Impacts socio-économiques

La pollution sonore a des impacts sociaux et territoriaux majeurs et génère un coût économique très important pour la collectivité, estimé à environ 0,4 % du PNB total de l'Union européenne.


La pollution sonore a des impacts sociaux et territoriaux prépondérants. Les niveaux sonores élevés le long des axes de transport très fréquentés dans le centre des villes engendrent un exode vers la périphérie, plus tranquille. Cette évolution ne reste pas sans conséquence pour la mixité sociale, les personnes aux revenus les plus modestes n'ayant pas la possibilité de se soustraire au bruit. Qui plus est, elle est à l’origine de nouveaux flux de pendulaires, qui engendrent des problèmes de bruit dans des zones jusque-là silencieuses. Les propriétés situées dans des endroits bruyants se vendent et se louent à des prix inférieurs. En comparaison de bâtiments se trouvant dans des quartiers plus calmes, l'état de nombreuses habitations à proximité immédiates d'axes très fréquentés est nettement moins bon. Face aux perspectives défavorables de développement des quartiers fortement exposés au bruit, les propriétaires évitent les investissements et renoncent par exemple à entreprendre une rénovation. On aboutit ainsi à une spirale descendante dans ces secteurs. Le bruit apparaît ainsi comme un facteur qui renforce les inégalités sociales et territoriales.

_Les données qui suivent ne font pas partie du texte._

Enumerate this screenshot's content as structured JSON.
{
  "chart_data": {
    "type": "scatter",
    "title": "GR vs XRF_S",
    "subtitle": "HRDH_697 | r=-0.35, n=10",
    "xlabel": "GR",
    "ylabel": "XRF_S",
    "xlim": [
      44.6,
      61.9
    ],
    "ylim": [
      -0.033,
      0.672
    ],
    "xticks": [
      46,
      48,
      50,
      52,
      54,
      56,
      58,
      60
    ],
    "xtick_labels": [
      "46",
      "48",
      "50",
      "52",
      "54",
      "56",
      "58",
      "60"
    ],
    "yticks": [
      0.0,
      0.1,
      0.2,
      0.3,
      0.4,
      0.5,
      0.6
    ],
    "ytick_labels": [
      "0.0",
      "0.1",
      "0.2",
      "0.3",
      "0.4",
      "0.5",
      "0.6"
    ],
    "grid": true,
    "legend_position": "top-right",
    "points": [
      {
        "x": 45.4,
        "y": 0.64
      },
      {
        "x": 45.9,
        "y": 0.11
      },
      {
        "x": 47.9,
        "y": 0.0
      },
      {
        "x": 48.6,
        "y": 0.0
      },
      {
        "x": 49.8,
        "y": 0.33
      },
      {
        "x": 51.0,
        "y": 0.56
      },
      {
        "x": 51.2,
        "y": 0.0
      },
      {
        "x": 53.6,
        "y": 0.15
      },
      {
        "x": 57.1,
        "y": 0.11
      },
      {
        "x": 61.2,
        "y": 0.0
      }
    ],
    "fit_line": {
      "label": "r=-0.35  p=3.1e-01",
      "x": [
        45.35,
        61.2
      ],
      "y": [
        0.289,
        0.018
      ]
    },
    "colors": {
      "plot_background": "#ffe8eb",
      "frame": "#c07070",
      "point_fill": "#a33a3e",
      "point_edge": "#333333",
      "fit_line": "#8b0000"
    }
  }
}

Les coûts du bruit pour la collectivité sont associés à la fois aux coûts des dommages causés et aux coûts de réduction ou de réparation de ces dommages.

Les coûts des dommages sont relatifs :
  • aux coûts sociaux liés aux impacts sanitaires du bruit (traitement médical des maladies cardiovasculaires, arrêts de travail, frais d'assurances, coûts immatériels liés à la perte de bien-être, au manque de concentration, à la fatigue, aux douleurs, à la souffrance des malades et de leurs proches) ;
  • aux répercussions économiques du bruit en termes de dévaluation des prix de l'immobilier, de perte d'attactivité de certains secteurs et de perte de productivité due aux effets du bruit sur la santé.

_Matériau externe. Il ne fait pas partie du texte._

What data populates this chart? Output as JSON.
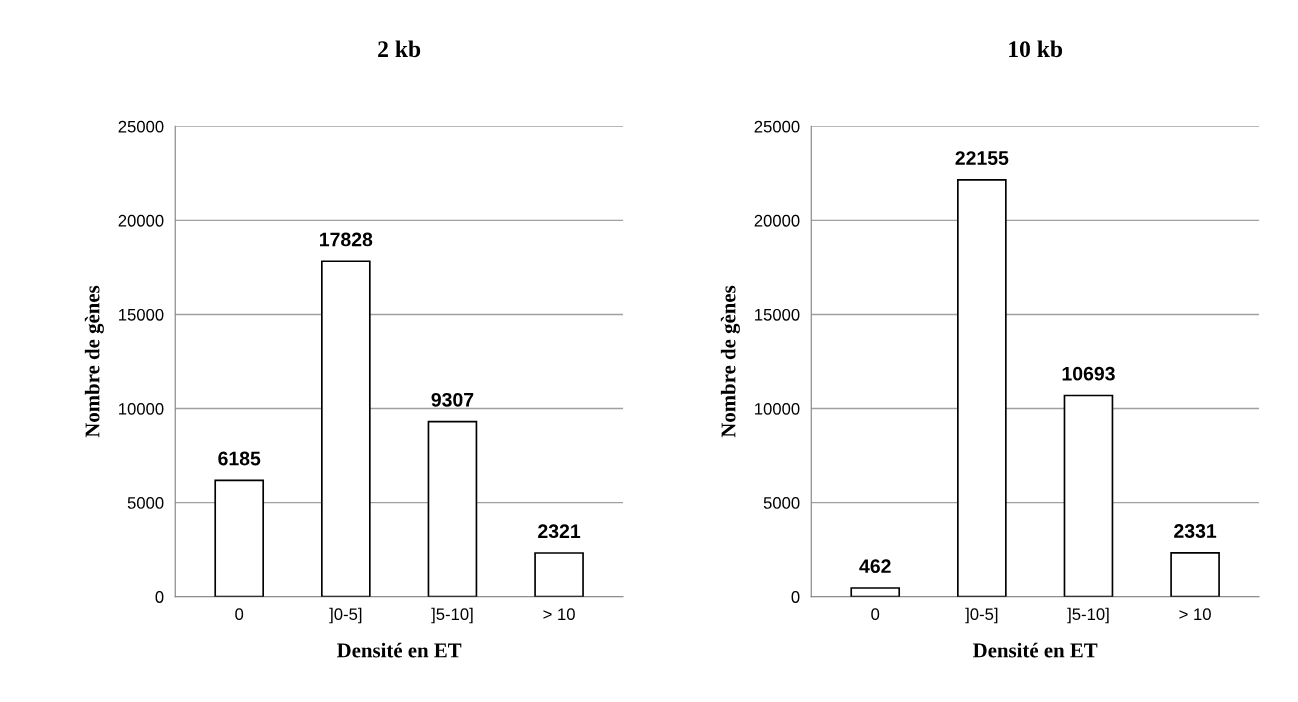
{
  "chart_data": [
    {
      "type": "bar",
      "title": "2 kb",
      "xlabel": "Densité en ET",
      "ylabel": "Nombre de gènes",
      "categories": [
        "0",
        "]0-5]",
        "]5-10]",
        "> 10"
      ],
      "values": [
        6185,
        17828,
        9307,
        2321
      ],
      "color": "#ffffff",
      "ylim": [
        0,
        25000
      ],
      "yticks": [
        0,
        5000,
        10000,
        15000,
        20000,
        25000
      ],
      "grid": "y",
      "data_labels": true
    },
    {
      "type": "bar",
      "title": "10 kb",
      "xlabel": "Densité en ET",
      "ylabel": "Nombre de gènes",
      "categories": [
        "0",
        "]0-5]",
        "]5-10]",
        "> 10"
      ],
      "values": [
        462,
        22155,
        10693,
        2331
      ],
      "color": "#ffffff",
      "ylim": [
        0,
        25000
      ],
      "yticks": [
        0,
        5000,
        10000,
        15000,
        20000,
        25000
      ],
      "grid": "y",
      "data_labels": true
    }
  ]
}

Les coûts des dommages induits par le bruit généré par les transports routier et ferroviaire dans l’Union européenne ont été estimés récemment à 40 milliards d'euros, ce qui représente environ 0,4% du PNB total de l’Union européenne.

La réparation des dommages causés par le bruit nécessite également de mobiliser des moyens financiers considérables. Ainsi les travaux de construction d'écrans ou d'isolation acoustique de bâtiments coûtent chers : il faut ainsi compter en moyenne 600 € HT pour un m2 d'écran acoustique ou 1 800 € HT/ml d'écran (sur la base d'une hauteur de 3 m de haut), 50 € HT pour un m3 de merlon ou 900 € HT/ml de merlon (sur la base d'une hauteur de 3 m de haut), 10 000 € HT pour le traitement de façade d'une maison individuelle (changement des ouvertures exposées).